The USDA's workforce increased 8% while employee salaries increased 14.5% over the past four years, despite no increase in service to the department's core constituencies, Rollins said. A review found the USDA was bloated, expensive, and unsustainable, the department said.
"It is long past time the Department better serve the great and patriotic farmers, ranchers, and producers we are mandated to support," said Rollins. "We will do so through a transparent and common-sense process that preserves USDA's critical health and public safety services the American public relies on.
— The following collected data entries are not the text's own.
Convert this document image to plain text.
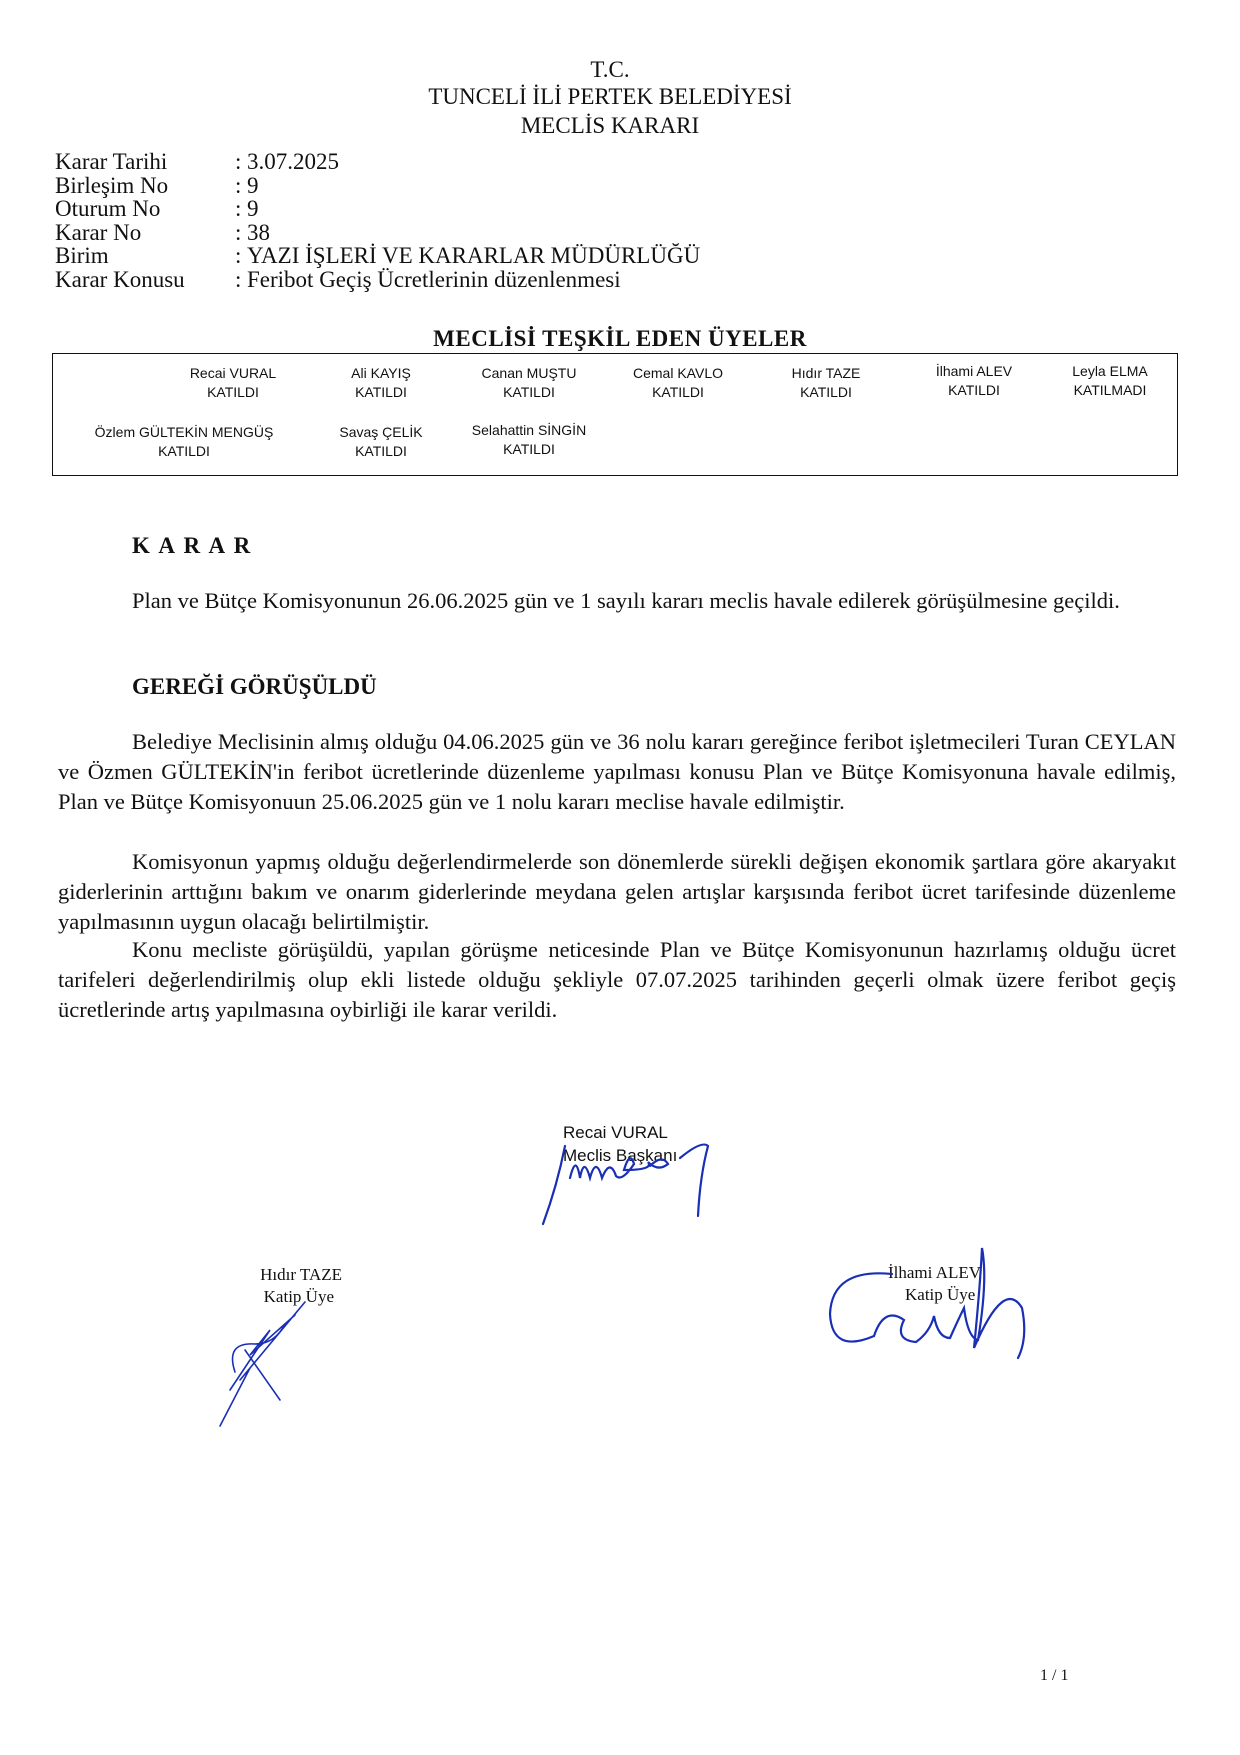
T.C.
TUNCELİ İLİ PERTEK BELEDİYESİ
MECLİS KARARI
Karar Tarihi	: 3.07.2025
Birleşim No	: 9
Oturum No	: 9
Karar No	: 38
Birim	: YAZI İŞLERİ VE KARARLAR MÜDÜRLÜĞÜ
Karar Konusu	: Feribot Geçiş Ücretlerinin düzenlenmesi
MECLİSİ TEŞKİL EDEN ÜYELER
Recai VURAL
KATILDI
Ali KAYIŞ
KATILDI
Canan MUŞTU
KATILDI
Cemal KAVLO
KATILDI
Hıdır TAZE
KATILDI
İlhami ALEV
KATILDI
Leyla ELMA
KATILMADI
Özlem GÜLTEKİN MENGÜŞ
KATILDI
Savaş ÇELİK
KATILDI
Selahattin SİNGİN
KATILDI
K A R A R
Plan ve Bütçe Komisyonunun 26.06.2025 gün ve 1 sayılı kararı meclis havale edilerek görüşülmesine geçildi.
GEREĞİ GÖRÜŞÜLDÜ
Belediye Meclisinin almış olduğu 04.06.2025 gün ve 36 nolu kararı gereğince feribot işletmecileri Turan CEYLAN ve Özmen GÜLTEKİN'in feribot ücretlerinde düzenleme yapılması konusu Plan ve Bütçe Komisyonuna havale edilmiş, Plan ve Bütçe Komisyonuun 25.06.2025 gün ve 1 nolu kararı meclise havale edilmiştir.
Komisyonun yapmış olduğu değerlendirmelerde son dönemlerde sürekli değişen ekonomik şartlara göre akaryakıt giderlerinin arttığını bakım ve onarım giderlerinde meydana gelen artışlar karşısında feribot ücret tarifesinde düzenleme yapılmasının uygun olacağı belirtilmiştir.
Konu mecliste görüşüldü, yapılan görüşme neticesinde Plan ve Bütçe Komisyonunun hazırlamış olduğu ücret tarifeleri değerlendirilmiş olup ekli listede olduğu şekliyle 07.07.2025 tarihinden geçerli olmak üzere feribot geçiş ücretlerinde artış yapılmasına oybirliği ile karar verildi.
Recai VURAL
Meclis Başkanı
Hıdır TAZE
Katip Üye
İlhami ALEV
Katip Üye
1 / 1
We will do right by the great American people who we serve and with respect to the thousands of hardworking USDA employees who so nobly serve their country."
The reorganization consists of four pillars:
- Ensure the size of USDA's workforce aligns with available financial resources and agricultural priorities
- Bring USDA closer to its customers
- Eliminate management layers and bureaucracy
- Consolidate redundant support functions
The USDA said it plans to relocate staff from its agency headquarters to five locations and expects no more than 2,000 employees will remain in its D.C. headquarters. The five hub locations are in Raleigh, Kansas City, Indianapolis, Fort Collins, Colorado, and Salt Lake City.
The department has also seen a reduction in its workforce through voluntary retirements. More than 15,000 employees have voluntarily elected deferred resignation, the USDA said.